Le dernier refuge de Salah Benlabed




Salah Benlabed vient d’achever son cinquième livre, Le dernier refuge, aux Éditions de la Pleine Lune, après Notes d’une musique ancienne (2007) et Ô combien de marins, combien de capitaines (2010).

Je redécouvre cet auteur dont les nouvelles de La Valise grise (2006) m’avaient charmée. Son écriture donnait alors une voix aux peuples tourmentés par un colonialisme encore présent. Dans Le dernier refuge, l’auteur montréalais d’origine algérienne explore les ferments de la conquête dans son pays, en évoquant les terribles années 1840, lorsque le légendaire émir Abdelkader avait vainement tenté de réunir les tribus locales contre l’armée française. Le triste constat de l’auteur devant la perte du pays, c’est la trahison des siens, leur manque de solidarité et de compréhension devant le nouveau chapitre du colonialisme en Algérie.

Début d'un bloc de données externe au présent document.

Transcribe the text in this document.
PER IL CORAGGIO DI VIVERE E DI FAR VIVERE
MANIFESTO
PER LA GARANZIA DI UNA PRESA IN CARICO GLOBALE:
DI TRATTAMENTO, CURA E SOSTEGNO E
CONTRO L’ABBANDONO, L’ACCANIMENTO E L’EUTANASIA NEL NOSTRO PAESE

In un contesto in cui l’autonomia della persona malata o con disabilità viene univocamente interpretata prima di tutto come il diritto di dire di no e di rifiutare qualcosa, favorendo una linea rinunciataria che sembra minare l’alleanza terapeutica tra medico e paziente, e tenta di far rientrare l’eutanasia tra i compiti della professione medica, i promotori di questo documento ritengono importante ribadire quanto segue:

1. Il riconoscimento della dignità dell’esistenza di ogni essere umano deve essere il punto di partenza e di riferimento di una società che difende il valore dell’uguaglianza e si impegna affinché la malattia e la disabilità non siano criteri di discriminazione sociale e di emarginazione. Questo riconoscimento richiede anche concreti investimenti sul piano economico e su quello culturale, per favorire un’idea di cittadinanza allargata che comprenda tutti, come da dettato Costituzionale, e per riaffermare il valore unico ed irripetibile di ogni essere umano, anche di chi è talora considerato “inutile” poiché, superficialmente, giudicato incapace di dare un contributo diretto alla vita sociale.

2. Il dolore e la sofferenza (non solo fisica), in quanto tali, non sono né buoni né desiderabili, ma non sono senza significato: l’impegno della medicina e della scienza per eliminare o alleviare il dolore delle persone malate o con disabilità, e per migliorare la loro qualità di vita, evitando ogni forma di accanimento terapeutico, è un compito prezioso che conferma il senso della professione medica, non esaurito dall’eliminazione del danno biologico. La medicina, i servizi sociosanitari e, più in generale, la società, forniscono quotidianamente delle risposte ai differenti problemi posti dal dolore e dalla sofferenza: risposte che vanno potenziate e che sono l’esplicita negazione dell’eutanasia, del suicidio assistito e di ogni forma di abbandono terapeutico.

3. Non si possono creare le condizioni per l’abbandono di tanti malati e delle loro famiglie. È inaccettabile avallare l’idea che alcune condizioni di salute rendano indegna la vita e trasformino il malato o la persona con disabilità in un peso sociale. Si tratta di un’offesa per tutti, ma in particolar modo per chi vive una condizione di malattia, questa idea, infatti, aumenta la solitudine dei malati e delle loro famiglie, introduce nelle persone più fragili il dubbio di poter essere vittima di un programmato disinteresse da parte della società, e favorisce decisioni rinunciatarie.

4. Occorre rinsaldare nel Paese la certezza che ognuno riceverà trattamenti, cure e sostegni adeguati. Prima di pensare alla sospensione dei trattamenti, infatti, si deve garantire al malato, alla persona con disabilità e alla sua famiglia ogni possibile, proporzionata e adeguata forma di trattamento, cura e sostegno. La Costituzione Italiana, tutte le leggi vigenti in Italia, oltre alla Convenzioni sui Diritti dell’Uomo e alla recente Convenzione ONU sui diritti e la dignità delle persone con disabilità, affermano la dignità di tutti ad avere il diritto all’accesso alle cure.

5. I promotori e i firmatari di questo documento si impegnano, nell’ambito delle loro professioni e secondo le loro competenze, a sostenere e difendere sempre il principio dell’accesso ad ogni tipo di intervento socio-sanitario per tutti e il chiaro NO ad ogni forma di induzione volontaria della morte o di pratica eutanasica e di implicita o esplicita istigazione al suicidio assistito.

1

Salah Benlabed choisit de parler de cet éveil à la conscience par l’intermédiaire d’une jeune femme illettrée, une bergère arrachée à ses chèvres et jetée en plein cœur du conflit. Mariée sous les ordres d’Abdelkader avec Mohamed, descendant d’une tribu qui a rompu une alliance en se ralliant du côté de l’ennemi, Houria quitte sa maison à dos de chameau pour suivre le convoi de son mari. Trahis par le père de Mohamed et capturés par les soldats français, ils vont disparaître dans des grottes montagneuses où ils seront enfumés et asphyxiés par leurs assaillants. Houria réussit à s’échapper grâce à son mari qui la fait descendre par une corde dans le courant tumultueux d’une rivière, alors que son fils est attaché à elle. Elle survit, mais son fils meurt. Elle trouve ensuite refuge auprès d’une autre tribu, où elle va connaître son deuxième mari, le médecin Moumen, ami et fidèle lieutenant d’Abdelkader. C’est le grand amour et l’éducateur de Houria qui commence peu à peu à comprendre les enjeux des massacres et le sombre avenir de son pays, comme Alexis de Tocqueville les décrit. Lorsque l’émir décide de se rendre aux Français, Houria n’est pas prête à abandonner la lutte. Elle décide de chercher refuge en plein désert saharien, avec l’espoir que son exemple sera suivi par le reste des tribus en déroute. L’histoire prouve que l’opposition des femmes comme Houria fut inutile, car leur pays devint pendant plus de cent ans « possession française de l’Afrique du Nord ». 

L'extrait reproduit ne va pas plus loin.